Mise à jour du 20/12/2025 : Retrouvez ci-dessous mon commentaire de cet arrêt publié à la Revue Lamy Droit des affaires (« Revirement partiel de la jurisprudence Myr’Ho : enfin un rééquilibrage en faveur du débiteur ! », note sous Cass. com., 3 juill. 2024, RLDA 2024/207, n° 8050) il y a plus d’un an et désormais disponible en libre accès sur mon site sur le fondement de l’article L. 533-4, I, du Code de la recherche.

1. La doctrine ne doit jamais désespérer de voir ses critiques entendues. Le présent arrêt le démontre une nouvelle fois. Il opère un revirement partiel majeur clair, mais sans aucun signe annonciateur et avec une motivation à peine enrichie. Il reste à espérer que cette réserve ne soit pas le signe d’un revirement précaire que des dissensions internes à la Cour de cassation pourraient remettre en cause.
2. Lorsqu’un tiers cherchait à obtenir la réparation d’un dommage causé par l’inexécution d’un contrat, la Cour de cassation exigeait initialement la démonstration d’une faute délictuelle distincte du manquement contractuel[1]. Cette faute distincte pouvait alors résider, selon la conception classique de la faute délictuelle, soit dans la violation d’une norme spéciale préexistante – autre que la norme contractuelle, en raison de l’effet relatif des contrats –, soit dans la violation du devoir général de prudence et de diligence pesant sur toute personne.
3. Par son célèbre arrêt Myr’Ho ou Boot shop rendu en 2006, la Cour de cassation réunie en assemblée plénière a fini par permettre aux tiers d’invoquer un manquement contractuel. Pour ce faire, elle a été conduite à assimiler les fautes contractuelle et délictuelle : « le tiers à un contrat peut invoquer, sur le fondement de la responsabilité délictuelle, un manquement contractuel dès lors que ce manquement lui a causé un dommage »[2].

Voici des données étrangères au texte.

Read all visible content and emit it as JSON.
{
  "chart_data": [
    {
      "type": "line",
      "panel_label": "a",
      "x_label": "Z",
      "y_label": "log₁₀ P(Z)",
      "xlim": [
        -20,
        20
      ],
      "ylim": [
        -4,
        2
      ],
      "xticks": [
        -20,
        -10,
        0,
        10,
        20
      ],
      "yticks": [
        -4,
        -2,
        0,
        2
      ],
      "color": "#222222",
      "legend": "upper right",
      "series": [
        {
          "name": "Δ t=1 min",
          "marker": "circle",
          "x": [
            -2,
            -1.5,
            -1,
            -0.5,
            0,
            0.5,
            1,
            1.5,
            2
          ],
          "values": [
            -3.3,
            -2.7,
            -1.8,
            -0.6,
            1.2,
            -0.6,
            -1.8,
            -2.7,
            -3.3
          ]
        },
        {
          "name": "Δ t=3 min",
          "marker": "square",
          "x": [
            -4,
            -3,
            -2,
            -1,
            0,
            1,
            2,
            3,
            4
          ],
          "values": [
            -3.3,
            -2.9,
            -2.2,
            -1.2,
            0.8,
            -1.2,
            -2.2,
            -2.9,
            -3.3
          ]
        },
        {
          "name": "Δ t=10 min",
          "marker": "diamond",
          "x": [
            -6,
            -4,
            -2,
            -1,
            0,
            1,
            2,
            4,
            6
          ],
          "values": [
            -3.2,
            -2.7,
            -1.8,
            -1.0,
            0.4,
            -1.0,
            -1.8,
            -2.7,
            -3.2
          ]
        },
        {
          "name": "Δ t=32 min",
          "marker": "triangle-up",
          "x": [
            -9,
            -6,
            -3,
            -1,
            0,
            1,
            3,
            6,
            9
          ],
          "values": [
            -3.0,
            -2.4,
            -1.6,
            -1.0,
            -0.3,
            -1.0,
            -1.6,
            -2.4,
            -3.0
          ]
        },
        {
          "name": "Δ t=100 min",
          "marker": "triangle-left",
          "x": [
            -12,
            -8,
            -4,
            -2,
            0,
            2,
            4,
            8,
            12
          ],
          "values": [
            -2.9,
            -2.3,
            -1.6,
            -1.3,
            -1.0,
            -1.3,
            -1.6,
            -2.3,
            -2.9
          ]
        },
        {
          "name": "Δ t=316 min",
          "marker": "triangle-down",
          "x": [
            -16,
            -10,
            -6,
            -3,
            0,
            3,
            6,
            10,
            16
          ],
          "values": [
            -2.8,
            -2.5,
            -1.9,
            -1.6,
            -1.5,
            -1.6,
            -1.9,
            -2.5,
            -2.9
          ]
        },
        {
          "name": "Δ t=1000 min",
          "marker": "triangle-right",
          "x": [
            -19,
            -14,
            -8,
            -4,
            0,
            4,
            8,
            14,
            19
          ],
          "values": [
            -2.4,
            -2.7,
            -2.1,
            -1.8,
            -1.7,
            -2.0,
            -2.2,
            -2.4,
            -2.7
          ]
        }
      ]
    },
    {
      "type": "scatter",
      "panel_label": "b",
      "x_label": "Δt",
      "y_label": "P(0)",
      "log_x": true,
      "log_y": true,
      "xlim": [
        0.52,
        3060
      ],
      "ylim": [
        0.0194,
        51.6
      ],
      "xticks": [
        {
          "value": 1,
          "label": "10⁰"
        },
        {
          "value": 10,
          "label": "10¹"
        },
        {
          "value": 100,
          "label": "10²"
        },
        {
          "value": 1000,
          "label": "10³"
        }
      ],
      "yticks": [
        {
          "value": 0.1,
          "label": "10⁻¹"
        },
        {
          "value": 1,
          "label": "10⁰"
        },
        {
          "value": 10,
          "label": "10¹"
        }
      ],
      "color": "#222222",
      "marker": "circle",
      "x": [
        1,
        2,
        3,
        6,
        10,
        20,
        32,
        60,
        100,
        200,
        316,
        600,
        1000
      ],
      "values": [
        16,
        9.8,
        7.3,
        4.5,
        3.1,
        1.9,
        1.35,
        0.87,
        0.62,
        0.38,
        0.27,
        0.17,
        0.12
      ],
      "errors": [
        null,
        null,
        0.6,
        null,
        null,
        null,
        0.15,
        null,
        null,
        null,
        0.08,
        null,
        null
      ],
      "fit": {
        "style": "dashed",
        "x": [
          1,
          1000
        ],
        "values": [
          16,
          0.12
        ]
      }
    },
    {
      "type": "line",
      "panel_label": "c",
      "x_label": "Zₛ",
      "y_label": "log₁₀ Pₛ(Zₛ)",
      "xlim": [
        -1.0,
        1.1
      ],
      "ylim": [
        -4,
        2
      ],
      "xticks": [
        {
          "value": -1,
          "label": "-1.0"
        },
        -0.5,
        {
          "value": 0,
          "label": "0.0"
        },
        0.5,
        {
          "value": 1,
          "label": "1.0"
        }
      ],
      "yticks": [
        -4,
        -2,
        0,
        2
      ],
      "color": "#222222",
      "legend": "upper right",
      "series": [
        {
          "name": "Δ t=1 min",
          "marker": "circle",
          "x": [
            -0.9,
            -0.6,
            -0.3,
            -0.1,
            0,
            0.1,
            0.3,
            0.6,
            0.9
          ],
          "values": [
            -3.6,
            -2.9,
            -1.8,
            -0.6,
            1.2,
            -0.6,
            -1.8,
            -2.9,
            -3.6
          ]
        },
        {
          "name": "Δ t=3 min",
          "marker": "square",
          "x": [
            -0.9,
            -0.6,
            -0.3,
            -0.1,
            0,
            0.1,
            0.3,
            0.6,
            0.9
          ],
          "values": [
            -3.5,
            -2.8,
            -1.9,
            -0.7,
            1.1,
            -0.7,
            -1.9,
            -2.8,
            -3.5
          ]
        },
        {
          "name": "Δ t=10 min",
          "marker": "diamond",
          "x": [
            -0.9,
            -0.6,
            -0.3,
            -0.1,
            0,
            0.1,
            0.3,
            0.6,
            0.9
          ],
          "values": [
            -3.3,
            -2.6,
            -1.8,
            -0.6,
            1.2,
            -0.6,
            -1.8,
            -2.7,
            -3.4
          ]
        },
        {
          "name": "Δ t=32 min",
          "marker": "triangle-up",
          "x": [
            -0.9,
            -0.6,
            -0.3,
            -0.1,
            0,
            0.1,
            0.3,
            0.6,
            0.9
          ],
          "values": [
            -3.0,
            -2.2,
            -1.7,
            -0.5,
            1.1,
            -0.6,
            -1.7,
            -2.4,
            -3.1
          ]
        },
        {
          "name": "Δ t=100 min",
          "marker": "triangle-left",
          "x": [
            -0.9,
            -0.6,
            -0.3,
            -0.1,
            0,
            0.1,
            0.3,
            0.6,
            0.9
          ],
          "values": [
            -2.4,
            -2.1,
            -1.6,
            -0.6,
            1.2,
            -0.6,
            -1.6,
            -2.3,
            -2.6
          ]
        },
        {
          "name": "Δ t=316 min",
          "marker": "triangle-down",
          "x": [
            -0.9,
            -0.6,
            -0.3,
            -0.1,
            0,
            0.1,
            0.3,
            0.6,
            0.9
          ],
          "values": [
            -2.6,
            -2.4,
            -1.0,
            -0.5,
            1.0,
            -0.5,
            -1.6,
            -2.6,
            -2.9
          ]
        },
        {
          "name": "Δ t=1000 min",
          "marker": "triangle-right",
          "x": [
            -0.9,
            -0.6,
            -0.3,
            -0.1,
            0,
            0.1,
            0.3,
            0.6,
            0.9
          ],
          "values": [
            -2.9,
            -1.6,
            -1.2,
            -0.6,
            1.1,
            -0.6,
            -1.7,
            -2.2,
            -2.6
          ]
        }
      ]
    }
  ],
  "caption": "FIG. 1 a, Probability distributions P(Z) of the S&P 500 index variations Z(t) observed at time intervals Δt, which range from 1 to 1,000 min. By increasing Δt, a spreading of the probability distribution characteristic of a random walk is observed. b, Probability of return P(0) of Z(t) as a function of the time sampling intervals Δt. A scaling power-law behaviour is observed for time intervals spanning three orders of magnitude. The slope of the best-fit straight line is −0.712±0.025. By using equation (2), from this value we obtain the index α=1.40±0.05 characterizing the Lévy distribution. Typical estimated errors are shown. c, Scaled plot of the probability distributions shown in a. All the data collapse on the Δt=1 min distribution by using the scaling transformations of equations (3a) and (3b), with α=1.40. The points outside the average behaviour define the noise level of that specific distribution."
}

La solution a été vivement critiquée en ce qu’elle malmenait le principe de l’effet relatif des contrats et les prévisions des parties. Elle plaçait même parfois le tiers dans une situation plus favorable que le créancier lui-même puisque les clauses du contrat, comme les clauses limitatives de réparation, ne lui étaient pas opposables[3].
Ces critiques ainsi que la résistance de certaines de ses chambres n’ont pas empêché la Cour de cassation, de nouveau réunie en assemblée plénière, de réaffirmer clairement cette solution par l’arrêt Bois rouge rendu en 2020[4]. L’arrêt fait reposer cette solution sur un argument d’opportunité assez fruste : la volonté « de ne pas entraver l’indemnisation [du] dommage » causé au tiers par le manquement contractuel (§ 21).
4. C’est dans ce contexte qu’intervient l’arrêt de la chambre commerciale du 3 juillet 2024. L’affaire qui en est à l’origine ne présente aucune originalité. La société Aetna Group Spa fait transporter plusieurs machines lui appartenant en vue de leur exposition dans un salon professionnel. La société Aetna Group France conclut avec une troisième société (l’entrepreneur) un contrat ayant pour objet la manutention et le déchargement de ces machines à l’issue de leur transport. L’une des machines étant endommagée au cours des opérations de manutention, l’assureur de la société Aetna Group Spa indemnise celle-ci, puis exerce une action subrogatoire contre l’entrepreneur.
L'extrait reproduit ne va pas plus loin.